Amid an impasse on renewal of telecom licenses for three operators, the government has budgeted Rs67 billion for the ongoing fiscal and Rs53 billion for the next fiscal on account of 3G licenses. But in reality, there are no auctions planned as such, and the budget speech gave away the government’s expectation of raising “in excess of $1 billion” from the renewal of telecom licenses. (For a background, read: “A steep price?” published May 13, 2019).
As renewal is more likely to happen than an auction in coming months, the line item mentioned above is most likely on account of license renewal fees. The FY19 revised sum of Rs67 billion will realise if Jazz and Telenor paid 50 percent of the fee ($450 mn per licensee) by the June 25 deadline. Also the figure of Rs53 billion next fiscal is receivable if Zong paid 50 percent of its license fee by the October deadline and Jazz and Telenor paid 20 percent of the remaining fees as first installment by June 25, 2020.
Meanwhile, the government continues to give ICT less than its economic share in development spending. For instance, the IT & Telecoms Division has only 1 percent share in the federal PSDP of Rs701 billion for FY20. But on the plus side, the ICT budget has been more than doubled vis-à-vis FY19 level, as several new schemes under the Knowledge Economy Initiative have been included. Let’s see how much funding eventually reaches those new schemes worth Rs6 billion. After all, the current government had also slashed the IT budget earlier this year. (Read: “Cut in IT budget,” published February 21, 2019).
With the background of falling mobile phone imports, the budget is aiming to rationalize the tax burden on handset importers and users. (Read: Cellphones: hands down,” published May 30, 2019). Towards that end, the regulatory duty has been revised, with lower duty on low-end phones. The government is also withdrawing the 3 percent value addition tax on commercial imports. A media report, however, suggests that the overall tax/duty on mobile phone imports has been doubled through the budget. Clarity on the exact tax burden will emerge once the FBR issues its SRO on the matter.

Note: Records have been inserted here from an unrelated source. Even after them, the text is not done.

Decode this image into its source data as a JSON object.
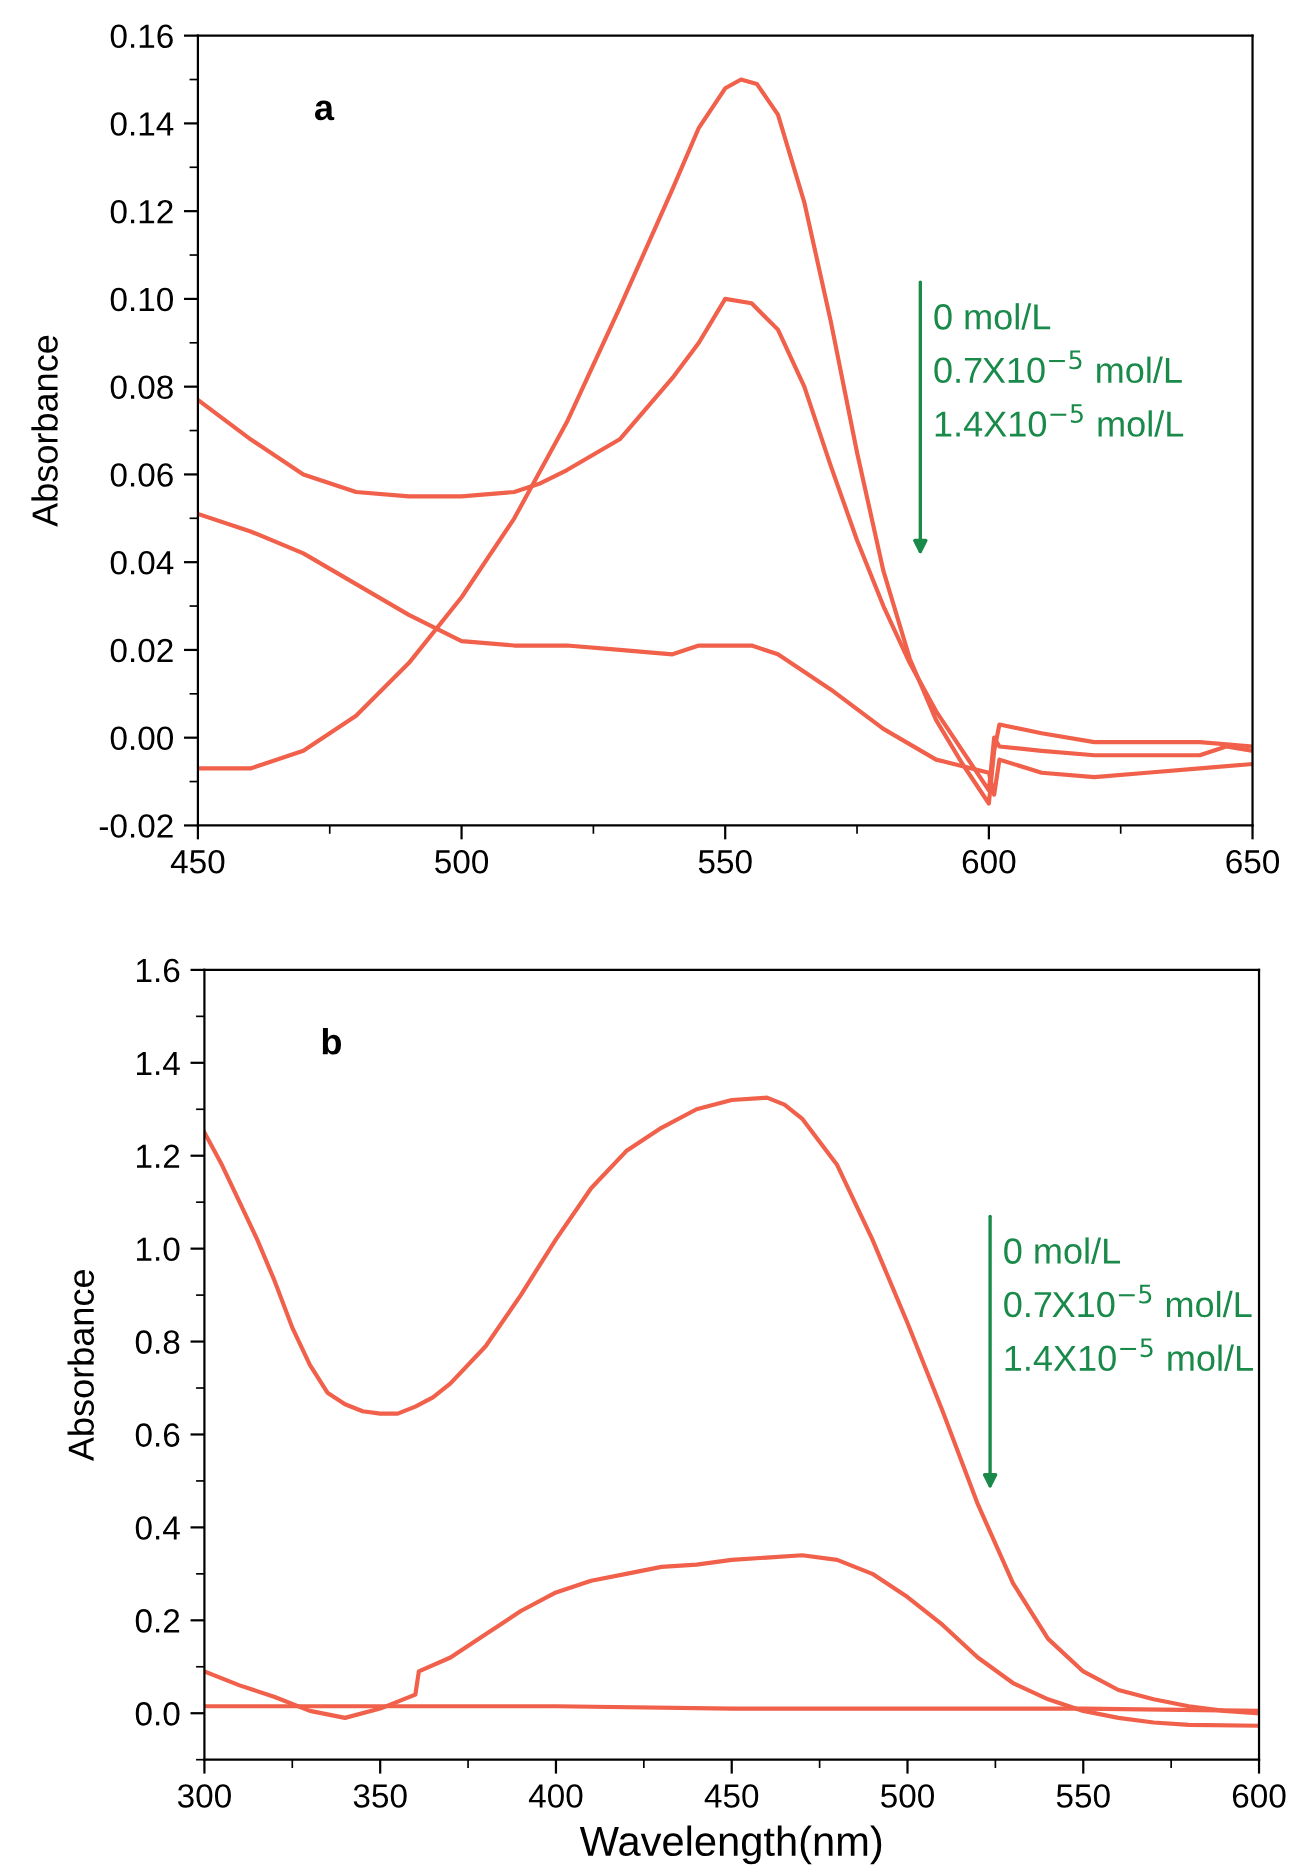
{
  "chart_data": [
    {
      "type": "line",
      "ylabel": "Absorbance",
      "xlim": [
        450,
        650
      ],
      "ylim": [
        -0.02,
        0.16
      ],
      "xticks": [
        450,
        500,
        550,
        600,
        650
      ],
      "yticks": [
        -0.02,
        {
          "value": 0,
          "label": "0.00"
        },
        0.02,
        0.04,
        0.06,
        0.08,
        {
          "value": 0.1,
          "label": "0.10"
        },
        0.12,
        0.14,
        0.16
      ],
      "grid": false,
      "marker": "none",
      "line_style": "solid",
      "annotations": [
        "a",
        "0 mol/L",
        "0.7X10$^{−5}$ mol/L",
        "1.4X10$^{−5}$ mol/L"
      ],
      "series": [
        {
          "color": "#f0604a",
          "x": [
            450,
            460,
            470,
            480,
            490,
            500,
            510,
            515,
            520,
            530,
            540,
            545,
            550,
            555,
            560,
            565,
            570,
            575,
            580,
            585,
            590,
            595,
            600,
            601,
            602,
            610,
            620,
            640,
            645,
            650
          ],
          "values": [
            0.077,
            0.068,
            0.06,
            0.056,
            0.055,
            0.055,
            0.056,
            0.058,
            0.061,
            0.068,
            0.082,
            0.09,
            0.1,
            0.099,
            0.093,
            0.08,
            0.062,
            0.045,
            0.03,
            0.017,
            0.006,
            -0.003,
            -0.012,
            0.0,
            -0.002,
            -0.003,
            -0.004,
            -0.004,
            -0.002,
            -0.003
          ]
        },
        {
          "color": "#f0604a",
          "x": [
            450,
            460,
            470,
            480,
            490,
            500,
            510,
            520,
            530,
            540,
            545,
            550,
            553,
            556,
            560,
            565,
            570,
            575,
            580,
            585,
            590,
            595,
            600,
            601,
            602,
            610,
            620,
            640,
            650
          ],
          "values": [
            -0.007,
            -0.007,
            -0.003,
            0.005,
            0.017,
            0.032,
            0.05,
            0.072,
            0.098,
            0.125,
            0.139,
            0.148,
            0.15,
            0.149,
            0.142,
            0.122,
            0.095,
            0.065,
            0.038,
            0.018,
            0.004,
            -0.006,
            -0.015,
            -0.003,
            0.003,
            0.001,
            -0.001,
            -0.001,
            -0.002
          ]
        },
        {
          "color": "#f0604a",
          "x": [
            450,
            460,
            470,
            480,
            490,
            500,
            510,
            520,
            530,
            540,
            545,
            555,
            560,
            570,
            580,
            590,
            600,
            601,
            602,
            610,
            620,
            630,
            640,
            650
          ],
          "values": [
            0.051,
            0.047,
            0.042,
            0.035,
            0.028,
            0.022,
            0.021,
            0.021,
            0.02,
            0.019,
            0.021,
            0.021,
            0.019,
            0.011,
            0.002,
            -0.005,
            -0.008,
            -0.013,
            -0.005,
            -0.008,
            -0.009,
            -0.008,
            -0.007,
            -0.006
          ]
        }
      ]
    },
    {
      "type": "line",
      "xlabel": "Wavelength(nm)",
      "ylabel": "Absorbance",
      "xlim": [
        300,
        600
      ],
      "ylim": [
        -0.1,
        1.6
      ],
      "xticks": [
        300,
        350,
        400,
        450,
        500,
        550,
        600
      ],
      "yticks": [
        {
          "value": 0,
          "label": "0.0"
        },
        0.2,
        0.4,
        0.6,
        0.8,
        {
          "value": 1,
          "label": "1.0"
        },
        1.2,
        1.4,
        1.6
      ],
      "grid": false,
      "marker": "none",
      "line_style": "solid",
      "annotations": [
        "b",
        "0 mol/L",
        "0.7X10$^{−5}$ mol/L",
        "1.4X10$^{−5}$ mol/L"
      ],
      "series": [
        {
          "color": "#f0604a",
          "x": [
            300,
            305,
            310,
            315,
            320,
            325,
            330,
            335,
            340,
            345,
            350,
            355,
            360,
            365,
            370,
            380,
            390,
            400,
            410,
            420,
            430,
            440,
            450,
            460,
            465,
            470,
            480,
            490,
            500,
            510,
            520,
            530,
            540,
            550,
            560,
            570,
            580,
            590,
            600
          ],
          "values": [
            1.25,
            1.18,
            1.1,
            1.02,
            0.93,
            0.83,
            0.75,
            0.69,
            0.665,
            0.65,
            0.645,
            0.645,
            0.66,
            0.68,
            0.71,
            0.79,
            0.9,
            1.02,
            1.13,
            1.21,
            1.26,
            1.3,
            1.32,
            1.325,
            1.31,
            1.28,
            1.18,
            1.02,
            0.84,
            0.65,
            0.45,
            0.28,
            0.16,
            0.09,
            0.05,
            0.03,
            0.015,
            0.005,
            0.0
          ]
        },
        {
          "color": "#f0604a",
          "x": [
            300,
            310,
            320,
            330,
            340,
            350,
            355,
            360,
            361,
            370,
            380,
            390,
            400,
            410,
            420,
            430,
            440,
            450,
            460,
            470,
            480,
            490,
            500,
            510,
            520,
            530,
            540,
            550,
            560,
            570,
            580,
            600
          ],
          "values": [
            0.09,
            0.06,
            0.035,
            0.005,
            -0.01,
            0.01,
            0.025,
            0.04,
            0.09,
            0.12,
            0.17,
            0.22,
            0.26,
            0.285,
            0.3,
            0.315,
            0.32,
            0.33,
            0.335,
            0.34,
            0.33,
            0.3,
            0.25,
            0.19,
            0.12,
            0.065,
            0.03,
            0.005,
            -0.01,
            -0.02,
            -0.025,
            -0.027
          ]
        },
        {
          "color": "#f0604a",
          "x": [
            300,
            350,
            400,
            450,
            500,
            550,
            600
          ],
          "values": [
            0.015,
            0.015,
            0.015,
            0.01,
            0.01,
            0.01,
            0.005
          ]
        }
      ]
    }
  ]
}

In the end, the government’s direction, that the ICT industry was looking for, has not become clear after the budget. That the budget speech did not even mention keywords like “broadband”, “digital economy” and “e-commerce” tells government’s preoccupation with other matters. The basic objective is to increase the uptake of broadband and help make the youth adept in digital work skills. For that, the government must find its line and length soon. The current auto-pilot mode, which the industry is used to, would not help the cause of raising taxes and investments. But it will lead to wasted opportunities in the digital sphere.